Palintology 101 (Part One)

by CHARLES R. LARSON

Well, students, in the last twenty-four hours Sarah Palin has put her foot in her mouth again—at least twice.

First, she diced that icon of the twentieth-century feminism, Barbara Bush, calling her a blue-blood, which is certainly the color of her hair, and guaranteeing further scorn from Karl Rove and other Bushies who have never been good at dealing with uppity gals, let alone uppity white gals with White House assumptions.

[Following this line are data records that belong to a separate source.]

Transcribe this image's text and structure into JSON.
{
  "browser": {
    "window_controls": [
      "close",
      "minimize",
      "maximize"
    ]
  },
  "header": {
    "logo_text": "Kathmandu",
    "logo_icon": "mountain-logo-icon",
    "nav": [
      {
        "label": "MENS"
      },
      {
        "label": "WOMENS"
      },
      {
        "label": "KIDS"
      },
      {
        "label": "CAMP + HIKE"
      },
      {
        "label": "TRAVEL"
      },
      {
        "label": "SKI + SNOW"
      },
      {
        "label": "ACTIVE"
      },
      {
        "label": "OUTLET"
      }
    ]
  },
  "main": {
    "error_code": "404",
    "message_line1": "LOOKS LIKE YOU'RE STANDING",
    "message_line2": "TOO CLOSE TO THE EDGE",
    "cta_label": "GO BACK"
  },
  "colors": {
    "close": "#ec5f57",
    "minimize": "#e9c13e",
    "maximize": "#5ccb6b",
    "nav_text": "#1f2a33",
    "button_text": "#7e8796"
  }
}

Second—and worse—Sarah laid into Michelle Obama for campaigning about obesity and child nutrition. Quoting Sarah, “Take her [Michelle’s] anti-obesity thing that she is on. She is on this kick, right. What she is telling us is that she cannot trust parents to make decisions for their own children, for their own families in what we should eat.”

Coming as it did the day after Bristol Palin lost out on “Dancing with the Stars,” it is impossible not to connect the two. If Bristol had lost twenty or twenty-five pounds, perhaps she might have won the contest. But, no, there she was, Miss Chunky Cheese, with her typical obscenities and finger-pointing at people who were out to get her—and her mother.

Palin Enterprises—soon to offer an IPO on the New York Stock Exchange—had better sell those shares quickly. Sarah’s Alaska reality show lost forty percent of its viewers after the first week. Willow Palin’s book contract about gay bashing was rescinded. And, if Sarah gets much more desperate, she’ll begin dragging Trig around with her again as she stumps toward the nomination as figurehead of her hapless party in less than two years.

Tune in next week for the next sensational episode, as you think about what you’d rather have for Thanksgiving: turkey or moose.

CHARLES R. LARSON prays that Sarah Palin will be the Republican candidate for President in 2012. He is professor of Literature at American University in Washington, D.C.